The markets are never fully democratic or egalitarian in their allocation of rewards and burdens. But the stock market is again in a phase where inequality issues among stocks, sectors and investment styles have become stark.
As in the broader society, this divide between haves and have-nots has triggered a debate about what it means for the long-term health of the market.
Even before the indexes staggered Friday, with the S&P 500 dropping 1.8 percent from a five-month high, the performance across the expanse of the market had been uneven, with select groups of stocks leading and many others wallowing.
The tape has shown a strong preference for very big companies over smaller ones, organic-growth vehicles over economically cyclical plays and groups offering a reliable stream of cash flow and income over all others.
Starting with the broad numbers, only a minority of stocks are in an uptrend, trading above their 200-day average, even as the broad indexes themselves have spent most of the past two months above theirs.
Jonathan Krinsky of Bay Crest Partners shows fewer than 40 percent of the inclusive Russell 3000 index are above their 200-day mark.
This largely reflects the way small-cap stocks have rolled over in recent weeks, with new money congregating in the familiar giants of the Nasdaq. A one-month comparison of the Invesco Nasdaq 100 ETF (QQQ) and the small-cap Russell 2000 illustrates this split.
After leading the ferocious market bounce off the late-December bottom, value stocks and more cyclical names have given way to big growth names with less reliance on a pickup in economic activity.
Another way to view this: Stocks that act more like bonds are what investors prefer at the moment. Certainly this is behind the strong outperformance of the real estate and utilities sectors, which both hit fresh highs last week. Every S&P utility stock is above its 50-day average, as are 88 percent of real estate names and 78 percent of the consumer-staples sector.
But this is not just about dividend income holding appeal in a yield–scarce world. Big, dominant tech platforms and global branded-goods companies also get credit in the market’s unspoken logic as bond surrogates. Their cash flows are seen as durable and are expected to continue for many years to come.
This is why the FANG club and other popularly anointed growth stocks in its orbit do well when the market is clinging to “quality” and “defensive growth.” This also means the stocks that appear more expensive have been more in demand — making them more expensive. (Utilities, real estate, tech and staples — the strongest groups lately — are also the only ones with a premium valuation to the S&P 500.)
FANG (Facebook, Amazon, Netflix and Google parent Alphabet) plus Microsoft (now the largest stock in the market and very much grouped with FANG) make up 12.6 percent of the S&P 500 market value.
That’s about one-eighth of the index, comprised of five stocks. The blended price/earnings multiple on 2019 forecast profits of FANG-plus-Microsoft is 29.5. For the entire S&P 500, the P/E is 16.6. For the 495 S&P 500 names aside from FANG-plus-Microsoft, the multiple is 14.8.
This is not to suggest a dangerous level of concentration or overvaluation in the mega-cap tech group. The market in past decades has been far more top-heavy than it is now, with no immediate adverse consequences. And one could view the valuation gap is the market effectively rewarding the most resilient, financially formidable companies for their inherent advantages in a software-propelled economy undergoing constant disruption to traditional business models.
Its worth noting, there is another tier of nontech (or, those not labeled as tech) companies that fit into this privileged class. Nike and Starbucks have been nudging up to record highs in recent weeks, and both trade at fat 50 percent premium to the market. These are elite brands that travel well globally and don’t rely on every extra point of world GDP growth to succeed.
Left far behind by this market are financial stocks, with the S&P Bank ETF(KBE) reeling relative to the Vanguard Real Estate Index ETF (VNQ) — groups that were once members of the same S&P financial sector before real estate was split away.
Banks can be seen as anti-bonds and anti-brands: Their businesses and stocks suffer when bond yields are low and the spread among short and long maturities is pinched.
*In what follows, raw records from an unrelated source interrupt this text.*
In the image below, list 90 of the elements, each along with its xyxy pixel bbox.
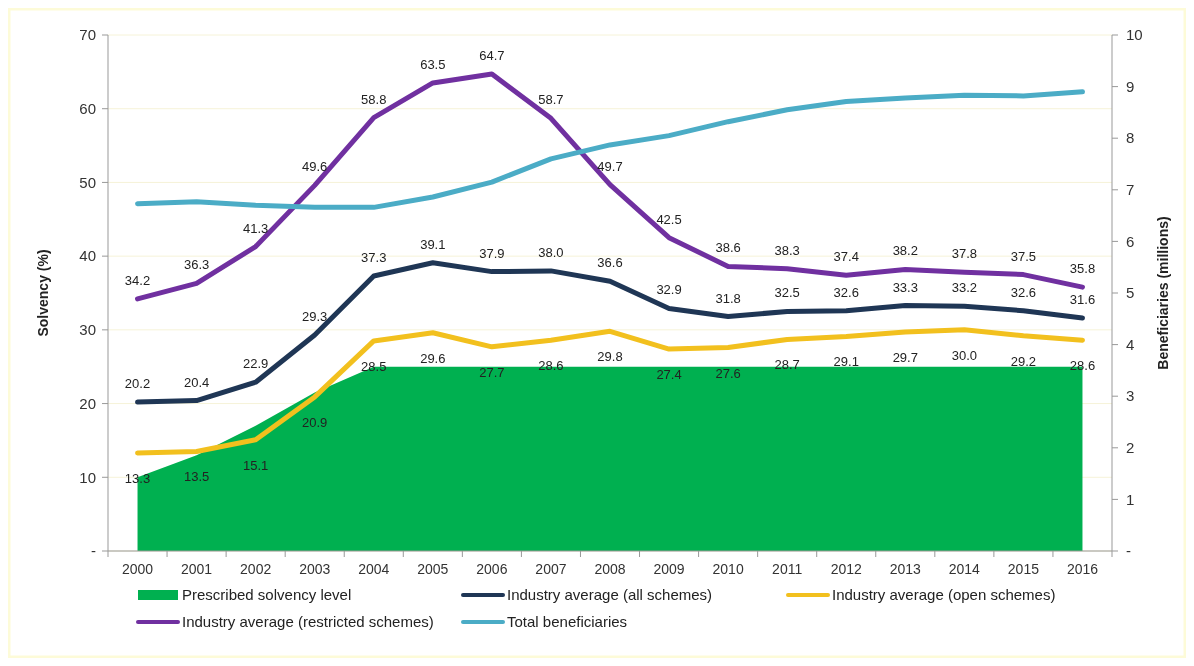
y2-axis-title: Beneficiaries (millions) <box>1155 216 1171 370</box>
data-label: 37.3 <box>361 250 387 266</box>
data-label: 27.6 <box>715 365 741 381</box>
x-tick-label: 2015 <box>1007 561 1040 577</box>
data-label: 36.3 <box>183 257 210 273</box>
legend-label: Total beneficiaries <box>507 613 628 631</box>
data-label: 29.6 <box>420 350 446 366</box>
data-label: 64.7 <box>479 48 505 64</box>
data-label: 31.8 <box>715 290 741 306</box>
data-label: 38.0 <box>538 244 564 260</box>
x-tick-label: 2012 <box>830 561 863 577</box>
data-label: 38.6 <box>715 240 741 256</box>
data-label: 37.8 <box>951 246 978 262</box>
data-label: 33.3 <box>892 279 918 295</box>
legend-label: Prescribed solvency level <box>182 586 352 604</box>
data-label: 32.5 <box>774 285 800 301</box>
data-label: 38.3 <box>774 242 800 258</box>
y2-tick-label: 2 <box>1126 439 1135 457</box>
y-axis-title: Solvency (%) <box>35 249 51 337</box>
y2-tick-label: 6 <box>1126 232 1135 250</box>
data-label: 37.4 <box>833 249 859 265</box>
data-label: 41.3 <box>242 220 269 236</box>
data-label: 13.5 <box>183 469 210 485</box>
legend-label: Industry average (all schemes) <box>507 586 713 604</box>
y-tick-label: 40 <box>79 247 96 265</box>
y-tick-label: 60 <box>79 99 96 117</box>
data-label: 38.2 <box>892 243 918 259</box>
data-label: 49.6 <box>302 159 328 175</box>
data-label: 28.6 <box>1069 358 1096 374</box>
data-label: 32.9 <box>656 282 682 298</box>
data-label: 27.4 <box>656 367 682 383</box>
y2-tick-label: 8 <box>1126 129 1135 147</box>
data-label: 37.5 <box>1010 248 1037 264</box>
data-label: 20.9 <box>302 414 328 430</box>
x-tick-label: 2001 <box>181 561 213 577</box>
x-tick-label: 2003 <box>299 561 331 577</box>
y2-tick-label: 5 <box>1126 284 1135 302</box>
data-label: 58.8 <box>361 91 387 107</box>
x-tick-label: 2014 <box>948 561 981 577</box>
y2-tick-label: 4 <box>1126 335 1135 353</box>
data-label: 29.3 <box>302 309 328 325</box>
data-label: 22.9 <box>242 356 269 372</box>
x-tick-label: 2011 <box>772 561 803 577</box>
y2-tick-label: 3 <box>1126 387 1135 405</box>
data-label: 63.5 <box>420 56 446 72</box>
data-label: 36.6 <box>597 255 623 271</box>
y2-tick-label: 1 <box>1126 490 1135 508</box>
data-label: 15.1 <box>242 457 269 473</box>
y2-tick-label: 10 <box>1126 26 1143 44</box>
y-tick-label: 70 <box>79 26 96 44</box>
data-label: 35.8 <box>1069 261 1096 277</box>
data-label: 20.2 <box>124 376 151 392</box>
y2-tick-label: 7 <box>1126 181 1135 199</box>
x-tick-label: 2007 <box>535 561 567 577</box>
x-tick-label: 2016 <box>1066 561 1099 577</box>
data-label: 29.8 <box>597 349 623 365</box>
data-label: 39.1 <box>420 236 446 252</box>
data-label: 33.2 <box>951 280 978 296</box>
data-label: 58.7 <box>538 92 564 108</box>
y-tick-label: - <box>91 542 96 560</box>
data-label: 32.6 <box>1010 284 1037 300</box>
legend-label: Industry average (open schemes) <box>832 586 1056 604</box>
data-label: 31.6 <box>1069 292 1096 308</box>
data-label: 34.2 <box>124 272 151 288</box>
x-tick-label: 2002 <box>240 561 272 577</box>
data-label: 32.6 <box>833 284 859 300</box>
x-tick-label: 2010 <box>712 561 744 577</box>
x-tick-label: 2004 <box>358 561 390 577</box>
data-label: 42.5 <box>656 211 682 227</box>
data-label: 27.7 <box>479 364 505 380</box>
data-label: 49.7 <box>597 158 623 174</box>
y-tick-label: 50 <box>79 173 96 191</box>
y-tick-label: 20 <box>79 394 96 412</box>
x-tick-label: 2006 <box>476 561 508 577</box>
y2-tick-label: 9 <box>1126 77 1135 95</box>
data-label: 29.7 <box>892 350 918 366</box>
y2-tick-label: - <box>1126 542 1131 560</box>
data-label: 29.2 <box>1010 353 1037 369</box>
x-tick-label: 2005 <box>417 561 449 577</box>
x-tick-label: 2009 <box>653 561 685 577</box>
y-tick-label: 30 <box>79 321 96 339</box>
y-tick-label: 10 <box>79 468 96 486</box>
x-tick-label: 2008 <box>594 561 626 577</box>
data-label: 20.4 <box>183 374 210 390</box>
data-label: 29.1 <box>833 354 859 370</box>
data-label: 30.0 <box>951 347 978 363</box>
x-tick-label: 2000 <box>121 561 154 577</box>
legend-label: Industry average (restricted schemes) <box>182 613 434 631</box>
data-label: 37.9 <box>479 245 505 261</box>
x-tick-label: 2013 <box>889 561 922 577</box>
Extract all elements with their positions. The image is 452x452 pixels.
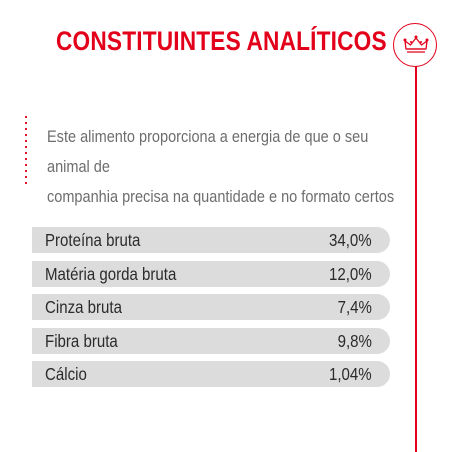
row-value: 7,4% <box>337 297 372 317</box>
table-row: Cinza bruta 7,4% <box>32 294 390 320</box>
page-title: CONSTITUINTES ANALÍTICOS <box>56 26 387 56</box>
brand-badge <box>393 23 437 67</box>
dotted-divider <box>25 114 27 186</box>
description-line-1: Este alimento proporciona a energia de q… <box>47 128 369 176</box>
crown-icon <box>403 35 429 53</box>
table-row: Cálcio 1,04% <box>32 361 390 387</box>
table-row: Matéria gorda bruta 12,0% <box>32 260 390 287</box>
constituents-table: Proteína bruta 34,0% Matéria gorda bruta… <box>32 227 390 395</box>
row-value: 9,8% <box>337 330 372 351</box>
row-value: 1,04% <box>329 364 372 384</box>
row-label: Matéria gorda bruta <box>45 263 177 284</box>
row-label: Cinza bruta <box>45 297 122 317</box>
row-label: Proteína bruta <box>45 230 141 250</box>
row-value: 12,0% <box>329 263 372 284</box>
row-value: 34,0% <box>329 230 372 250</box>
description-line-2: companhia precisa na quantidade e no for… <box>47 188 395 206</box>
accent-vertical-line <box>415 66 417 452</box>
table-row: Proteína bruta 34,0% <box>32 227 390 253</box>
row-label: Cálcio <box>45 364 87 384</box>
description: Este alimento proporciona a energia de q… <box>47 122 408 212</box>
row-label: Fibra bruta <box>45 330 118 351</box>
table-row: Fibra bruta 9,8% <box>32 327 390 354</box>
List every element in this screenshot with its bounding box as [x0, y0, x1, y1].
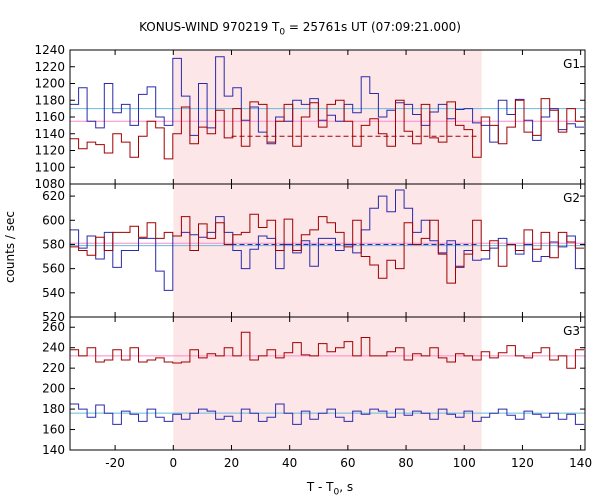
y-axis-label: counts / sec — [3, 211, 17, 284]
y-tick-label: 140 — [42, 443, 65, 457]
panel-plot-area — [70, 189, 585, 291]
x-tick-label: 0 — [169, 456, 177, 470]
panel-plot-area — [70, 331, 585, 425]
y-tick-label: 1200 — [34, 77, 65, 91]
series-dark-red — [70, 98, 584, 160]
y-tick-label: 200 — [42, 382, 65, 396]
x-tick-label: 140 — [569, 456, 592, 470]
y-tick-label: 520 — [42, 310, 65, 324]
burst-interval-shade — [173, 317, 482, 450]
panel-g1: 1080 1100 1120 1140 1160 1180 1200 1220 1240 G1 — [34, 43, 586, 191]
panel-g3: 140 160 180 200 220 240 260 G3 -20 0 20 40 60 80 100 12… — [42, 316, 592, 470]
x-tick-label: 40 — [282, 456, 297, 470]
y-tick-label: 260 — [42, 320, 65, 334]
panel-plot-area — [70, 56, 585, 160]
y-tick-label: 560 — [42, 262, 65, 276]
series-dark-red — [70, 213, 584, 284]
y-tick-label: 1180 — [34, 93, 65, 107]
y-tick-label: 160 — [42, 423, 65, 437]
y-tick-label: 1140 — [34, 127, 65, 141]
y-tick-label: 1120 — [34, 144, 65, 158]
y-tick-label: 540 — [42, 286, 65, 300]
series-dark-red — [70, 331, 584, 369]
y-tick-label: 1160 — [34, 110, 65, 124]
y-tick-label: 600 — [42, 213, 65, 227]
x-tick-label: 60 — [340, 456, 355, 470]
y-tick-label: 1080 — [34, 177, 65, 191]
burst-interval-shade — [173, 184, 482, 317]
y-tick-label: 1220 — [34, 60, 65, 74]
y-tick-label: 1100 — [34, 160, 65, 174]
panel-label: G2 — [563, 191, 580, 205]
chart-title: KONUS-WIND 970219 T0 = 25761s UT (07:09:… — [139, 20, 461, 38]
x-axis-label: T - T0, s — [306, 480, 354, 498]
panel-label: G3 — [563, 324, 580, 338]
panel-g2: 520 540 560 580 600 620 G2 — [42, 183, 586, 324]
series-dark-blue — [70, 403, 584, 425]
y-tick-label: 180 — [42, 402, 65, 416]
panel-label: G1 — [563, 57, 580, 71]
x-tick-label: -20 — [105, 456, 125, 470]
x-tick-label: 100 — [453, 456, 476, 470]
y-tick-label: 1240 — [34, 43, 65, 57]
y-tick-label: 220 — [42, 361, 65, 375]
x-tick-label: 120 — [511, 456, 534, 470]
x-tick-label: 20 — [224, 456, 239, 470]
y-tick-label: 240 — [42, 341, 65, 355]
x-tick-label: 80 — [398, 456, 413, 470]
y-tick-label: 580 — [42, 237, 65, 251]
y-tick-label: 620 — [42, 189, 65, 203]
panel-frame — [69, 316, 586, 451]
They sell a commodity product (money) and disruptors stalk their traditional strongholds in payments, savings and lending.
But boy do they look cheap, with the largest banks under 10-times earnings and the entire S&P financial sector around 11.4-times — nearly two multiple points below their five-year average, according to FactSet.
With a buying frenzy in Treasurys last week and now extremely over-bullish sentiment toward bonds (based on daily trader sentiment polls), it would not be surprising to see yields back up in the short term, which no doubt would trigger a strong bounce in bank stocks.
But beyond a bounce it’s unclear whether the uneven, growth-besotted character of this market is poised to change. At a time when the global growth slowdown is back in vivid focus and investors rightly question whether the relief of the Federal Reserve’s patient pose has been “used up” through the post-December rally, the market huddling toward the perceived safety of growth stocks and bird-in-hand appeal of yield could remain the rule.
This type of action held the tape together for a while in the first half of 2016 — another year of global growth anxieties, an earnings recession and a sidelined Fed. Back then, earnings growth resumed and the expansion showed it had more life left. The bulls need to hope for something like a rerun playing out this year.